Lo stesso Ministro Giorgetti ha lasciato intendere che ci sono ottime probabilità che il governo intervenga per fermare l’aumento, trovando le risorse economiche necessarie. Tuttavia, per farlo, sarà necessario agire entro la fine del 2025. Il costo non è proibitivo: all’incirca 200 milioni, secondo quanto stimato dal sottosegretario leghista al Lavoro Claudio Durigon. Peraltro, secondo Durigon, “ci sono acclarate evidenze scientifiche che dimostrano come la speranza di vita alla nascita varia a seconda, non solo del titolo di studio e del reddito disponibile per il soggetto, ma anche della tipologia di attività lavorativa svolta: a parità di fattori demografici, una vita lavorativa in settori non "usuranti", insieme a una carriera stabile caratterizzata da alte forme di protezione e sicurezza sul lavoro, aumenta la probabilità di vivere più a lungo”.
In buona sostanza, un professore ha buone probabilità di vivere più a lungo di un operaio, rivelandosi che non vi è dunque alcuna equità in questo meccanismo elaborato dalla riforma Fornero.

Lo strumento utilizzato per porre fine all’incremento - previsto dal 2027 - potrebbe essere un nuovo decreto, in arrivo (come annunciato in questi giorni sui quotidiani) già per il prossimo 1° maggio. Se non si dovesse intervenire per tempo, l’incremento riguarderebbe sia la pensione di vecchiaia (che slitterebbe dagli attuali 67 anni a 67 anni e tre mesi), sia la pensione anticipata, ove occorrerebbero anziché 42 anni e 10 mesi, 43 anni e 1 mese di contributi versati.

Oltre il blocco: Quota 41 e pensione flessibile a 64 anni
Bloccare l’aumento è importante, ma non sufficiente. Per una riforma più profonda, sarà necessario introdurre misure che anticipino l’uscita dal lavoro, non solo mantenerla invariata.
Si torna a parlare, ad esempio, di Quota 41 per tutti: una misura che permetterebbe di andare in pensione con 41 anni di contributi, senza vincoli di età, estendendola a tutti i lavoratori e non solo alle categorie svantaggiate (come avviene oggi: precoci, invalidi, disoccupati, caregivers, addetti a lavori gravosi). Questa proposta è sostenuta con forza soprattutto dalla Lega.
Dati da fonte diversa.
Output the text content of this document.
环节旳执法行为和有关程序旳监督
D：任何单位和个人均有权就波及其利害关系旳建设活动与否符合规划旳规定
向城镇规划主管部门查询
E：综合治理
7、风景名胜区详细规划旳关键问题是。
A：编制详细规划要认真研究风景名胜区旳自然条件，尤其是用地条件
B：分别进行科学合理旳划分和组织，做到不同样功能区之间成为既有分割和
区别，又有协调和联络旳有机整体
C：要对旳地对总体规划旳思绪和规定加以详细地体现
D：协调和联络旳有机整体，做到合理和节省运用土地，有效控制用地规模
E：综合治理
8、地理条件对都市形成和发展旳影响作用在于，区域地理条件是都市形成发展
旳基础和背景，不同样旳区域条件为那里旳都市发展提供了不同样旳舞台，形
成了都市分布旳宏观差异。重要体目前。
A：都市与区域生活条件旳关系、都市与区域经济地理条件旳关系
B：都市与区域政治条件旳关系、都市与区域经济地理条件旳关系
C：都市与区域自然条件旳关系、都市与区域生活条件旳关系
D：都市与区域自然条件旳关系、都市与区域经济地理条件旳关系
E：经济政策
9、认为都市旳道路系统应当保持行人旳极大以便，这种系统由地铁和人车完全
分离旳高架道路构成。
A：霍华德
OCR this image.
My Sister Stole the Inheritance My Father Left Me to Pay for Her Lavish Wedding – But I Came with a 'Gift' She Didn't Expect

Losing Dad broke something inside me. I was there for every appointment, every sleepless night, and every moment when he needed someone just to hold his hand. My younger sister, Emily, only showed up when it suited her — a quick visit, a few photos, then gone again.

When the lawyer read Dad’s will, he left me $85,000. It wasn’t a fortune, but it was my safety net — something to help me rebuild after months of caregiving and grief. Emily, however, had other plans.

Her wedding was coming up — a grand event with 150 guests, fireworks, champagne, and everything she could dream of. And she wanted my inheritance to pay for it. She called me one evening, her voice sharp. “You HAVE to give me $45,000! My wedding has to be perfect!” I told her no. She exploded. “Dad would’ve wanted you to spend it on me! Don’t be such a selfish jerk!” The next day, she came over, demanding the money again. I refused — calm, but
Flessibilità tra 64 e 67 anni: una soluzione inclusiva
Un’altra ipotesi sul tavolo è quella di consentire a tutti di accedere alla pensione a partire dai 64 anni, attraverso una pensione anticipata contributiva, purché si abbiano almeno 20 anni di versamenti.
Per poter accedere, l’assegno pensionistico dovrebbe essere almeno pari a tre volte l’assegno sociale (circa 1.616 euro al mese). A questo scopo, sarebbero conteggiabili anche i versamenti nei fondi pensione integrativi.
In questo modo, i lavoratori avrebbero una finestra flessibile di uscita tra i 64 e i 67 anni, con la possibilità di scegliere in base alla propria situazione personale e contributiva.